As someone who really judges books by their covers, this is something I never would have picked up on my own – you can definitely tell that it was published in the 80’s; but it was required reading for my 20th century Canadian literature class, so I really had no choice. I am so glad I had to read this though, it was incredibly powerful and raw, without any dull moments. It really is amazing that this is a true story!
This biography does an amazing job disrupting the stereotype of Canada being a fantasy land of a united, free, happy, generous people. What I really love about it though, is the way Campbell doesn’t look back on her life and critically reflect on it, but instead she just narrates it and lets the story speak for itself. It’s reads as an action packed, raw journey of determination and perseverance. It really made me conscious of how powerful racial and circumstantial privilege really is in Canada; yet how ridiculous it is that this sort of privilege even exists.
Campbell’s personal growth, especially in relation to Cheechum’s philosophy on life, was really slow burning yet amazing to watch. There was the perfect balance of plot action (unfortunately for Campbell) and character development, making for an amazing read and a powerful story.

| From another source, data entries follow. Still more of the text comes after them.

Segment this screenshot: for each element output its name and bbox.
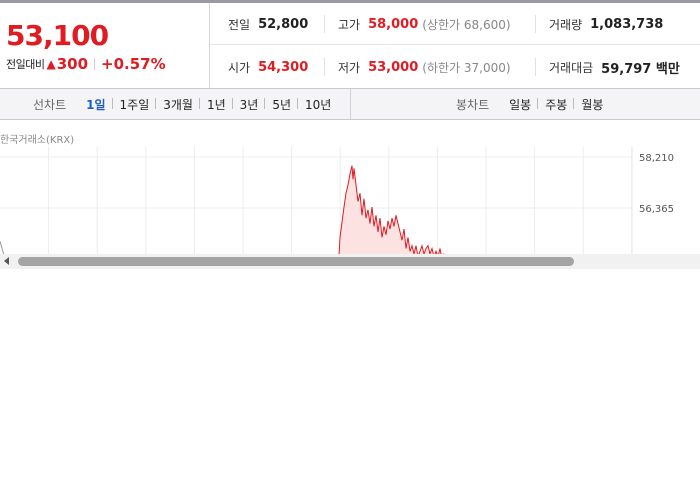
candle-chart-periods: 봉차트 일봉 주봉 월봉	[351, 89, 700, 119]
y-tick-label: 56,365	[639, 204, 674, 215]
divider	[324, 58, 325, 76]
line-chart-label: 선차트	[33, 97, 67, 112]
candle-tab-weekly[interactable]: 주봉	[537, 96, 574, 113]
exchange-label: 한국거래소(KRX)	[0, 135, 75, 146]
stat-prev-close: 전일 52,800	[228, 3, 308, 45]
series-stub	[0, 241, 5, 254]
period-tab-1y[interactable]: 1년	[198, 96, 233, 113]
horizontal-scrollbar[interactable]	[0, 254, 700, 269]
series-area	[318, 165, 450, 254]
line-chart-periods: 선차트 1일 1주일 3개월 1년 3년 5년 10년	[0, 89, 351, 119]
stat-low: 저가 53,000 (하한가 37,000)	[338, 46, 511, 88]
candle-chart-label: 봉차트	[456, 97, 490, 112]
stat-value: 59,797 백만	[601, 61, 680, 77]
period-tab-5y[interactable]: 5년	[264, 96, 298, 113]
stat-label: 거래량	[549, 17, 583, 32]
upper-limit: (상한가 68,600)	[422, 17, 511, 32]
stat-turnover: 거래대금 59,797 백만	[549, 46, 680, 88]
stat-label: 시가	[228, 60, 251, 75]
divider	[324, 15, 325, 33]
current-price: 53,100	[6, 19, 109, 52]
stats-row-1: 전일 52,800 고가 58,000 (상한가 68,600) 거래량 1,0…	[210, 3, 700, 45]
period-tab-10y[interactable]: 10년	[297, 96, 338, 113]
scroll-left-icon[interactable]	[4, 257, 9, 265]
period-tab-1d[interactable]: 1일	[86, 97, 106, 112]
scroll-thumb[interactable]	[18, 257, 574, 266]
change-label: 전일대비	[6, 58, 45, 71]
price-change-row: 전일대비 ▲ 300 +0.57%	[6, 55, 166, 73]
stat-value: 53,000	[368, 59, 419, 75]
stat-label: 저가	[338, 60, 361, 75]
divider	[535, 58, 536, 76]
top-border	[0, 0, 700, 3]
stat-high: 고가 58,000 (상한가 68,600)	[338, 3, 511, 45]
stat-open: 시가 54,300	[228, 46, 308, 88]
candle-tab-daily[interactable]: 일봉	[509, 97, 532, 112]
stats-panel: 전일 52,800 고가 58,000 (상한가 68,600) 거래량 1,0…	[209, 3, 700, 88]
change-value: 300	[56, 55, 89, 73]
stat-label: 거래대금	[549, 60, 594, 75]
series-line	[318, 165, 445, 254]
up-triangle-icon: ▲	[46, 57, 56, 71]
stat-volume: 거래량 1,083,738	[549, 3, 663, 45]
period-tab-3m[interactable]: 3개월	[155, 96, 200, 113]
price-summary: 53,100 전일대비 ▲ 300 +0.57%	[0, 3, 209, 88]
divider	[94, 58, 96, 70]
period-tab-1w[interactable]: 1주일	[111, 96, 157, 113]
stats-row-2: 시가 54,300 저가 53,000 (하한가 37,000) 거래대금 59…	[210, 46, 700, 88]
change-percent: +0.57%	[101, 55, 166, 73]
divider	[535, 15, 536, 33]
y-tick-label: 58,210	[639, 153, 674, 164]
lower-limit: (하한가 37,000)	[422, 60, 511, 75]
period-tab-3y[interactable]: 3년	[231, 96, 266, 113]
stat-label: 고가	[338, 17, 361, 32]
stat-value: 54,300	[258, 59, 309, 75]
chart-toolbar: 선차트 1일 1주일 3개월 1년 3년 5년 10년 봉차트 일봉 주봉 월봉	[0, 88, 700, 120]
stat-value: 1,083,738	[590, 16, 664, 32]
candle-tab-monthly[interactable]: 월봉	[573, 96, 610, 113]
stat-label: 전일	[228, 17, 251, 32]
stat-value: 58,000	[368, 16, 419, 32]
stat-value: 52,800	[258, 16, 309, 32]
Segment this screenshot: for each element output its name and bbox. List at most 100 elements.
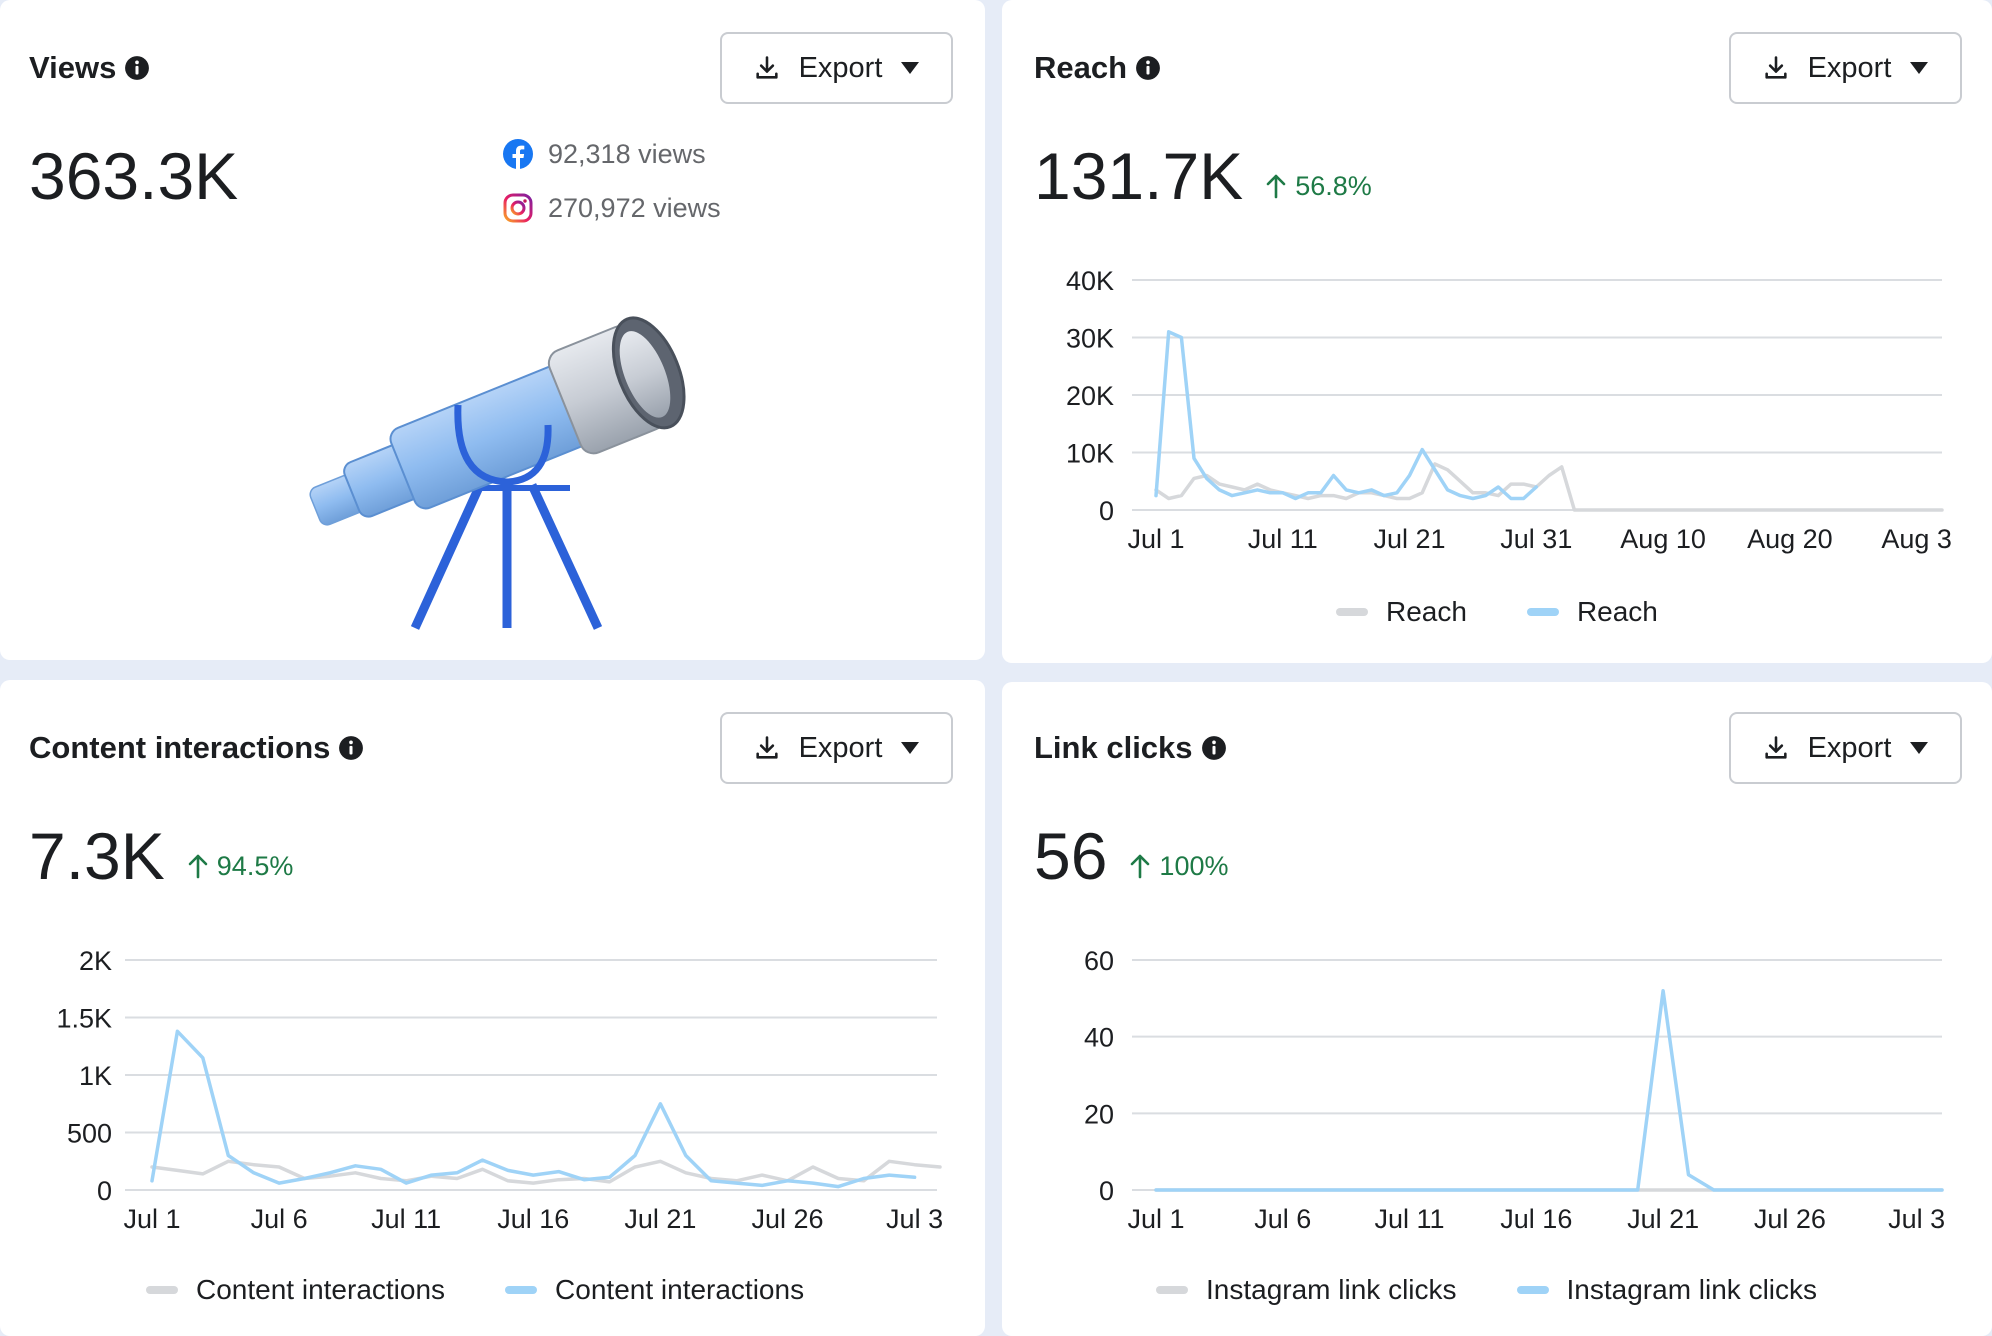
download-icon <box>1764 56 1787 79</box>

I also really appreciated how the first chapter of the book situated the story within a specific historical context. It really helped clarify the where the story is coming from, and would especially be beneficial to people who are not familiar with Canadian history. Though this chapter is a bit of a dry history lesson, it really is necessary and sets up the book well.
The only small problem I had with the book was the host of people introduced at the beginning. I got flustered with all the names of great great grandparents, great grandparents, grandparents, parents, and other family. I especially had a hard time remembering the race or nationality of specific family members. But in the grand scheme of the novel it really didn’t affect my reading of the story too much since the story is told in chronological order and doesn’t make reference to specific past family members too much. I just wish there was a family tree at the beginning of the book! It might even be worth it to create your own while reading this for the first time.
Overall I think this is a powerful story about colonization, racism, struggle, and Canadian culture. Even if you’re not Canadian, I would highly recommend this book! Just be aware that because this is a book about struggle and perseverance, there are trigger warnings for domestic violence, drug use, alcohol use, and prostitution.